Welch mentions being told Pinewood’s user interface is “beautiful,” even though it appears he hasn’t used it personally yet. It’d better be, if the ace up its sleeve is to unify all the disparate streaming platforms to a greater degree than any TV streaming device currently does.

“Sonos plans to combine content from numerous platforms including Netflix, Max, and Disney Plus under a single, unified software experience,” he writes. “Universal search across streaming accounts will be supported. …I’m told this is a cornerstone of Pinewood’s appeal.”

Don’t expect any wood-grained throwback to the days of hi-fi audio systems because of its codename, though. Welch says he’s seen images of Pinewood, “and it’s about as nondescript as streaming hardware gets. Viewed from the top, the device is a flattened black square and slightly thicker than a deck of trading cards.”

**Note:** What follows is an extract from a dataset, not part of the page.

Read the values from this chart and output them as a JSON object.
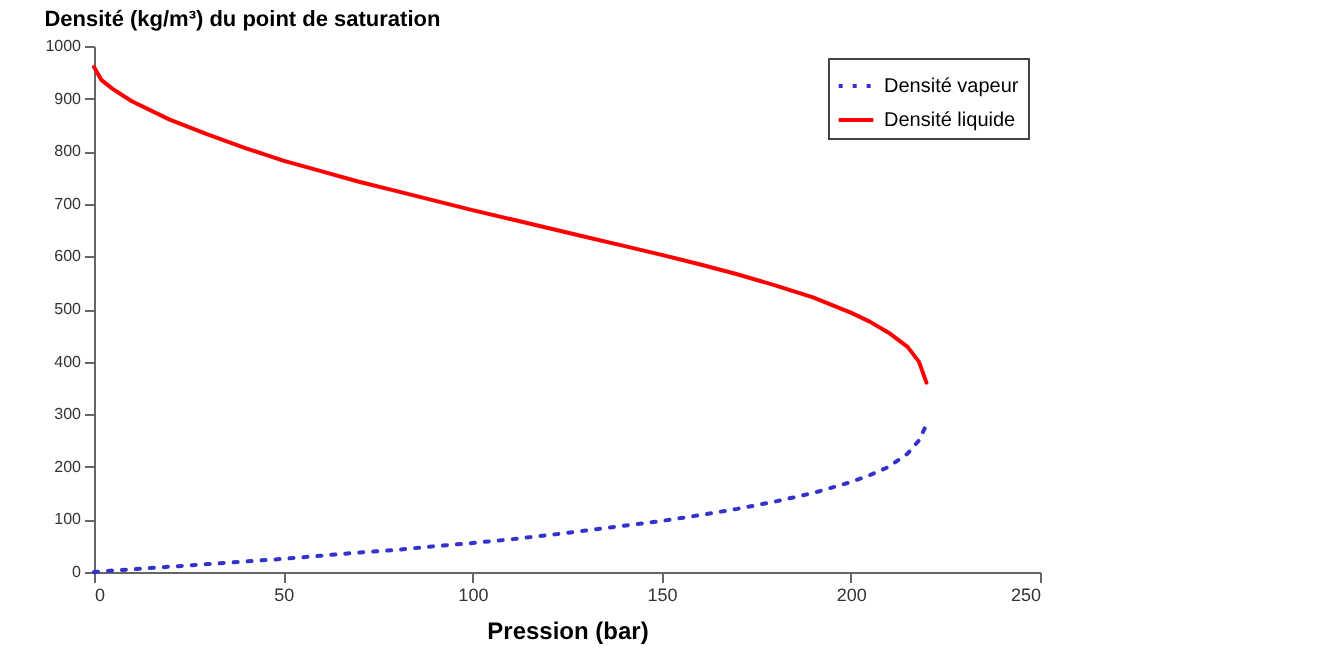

Sonos home theater system – credit: sonos

Also according to Welch’s reporting, you won’t have to rely so heavily upon a Sonos soundbar to configure a slew of Sonos speakers into a true surround system. Right now, a soundbar coordinates the subwoofer(s), rear-channel, and side-channel speakers. Pinewood will be able to act as the hub to coordinate them all, rather than a soundbar.

“Sonos engineers have been frustrated over the years by unpredictable issues between its soundbars and certain TVs,” writes Welch. “These can include audio sync delays, brief signal dropouts, and other bugs that can prove challenging to reproduce, let alone fix. With Pinewood, Sonos aims to take greater control of the I/O stack.”

In the vein of tying together all these frayed and sometimes uneven systems, Pinewood will have several HDMI ports with passthrough functionality, so it’ll act as a hub to quarterback not just the TV but also aftermarket speakers and subwoofers so that they play more nicely together.

Downsides? Well, it’s Sonos, so expect somebody to show up and shake you by the ankles until all your change falls out of your pockets. Welch says his sources put the price between $200 and $400.

The Apple TV 4K runs $190 for the 128GB model, and though I was impressed by its speed and design, it’s twice as expensive as the Roku Ultra 4K which I called the best deal in 4K TV streaming devices. Even at $200, the Sonos would be a very premium product priced above its most expensive competitor in the streaming device space.

The Sonos potentially costing up to twice as much is enough to make me shoot milk out of my nose, even if I haven’t been drinking milk.

But Sonos likes to hang out in the deep-pocketed end of the audio market, so for its first foray into video, it may just stick with the customer base it knows best. After all, it worked for Tesla and Apple. And Sonos, so far.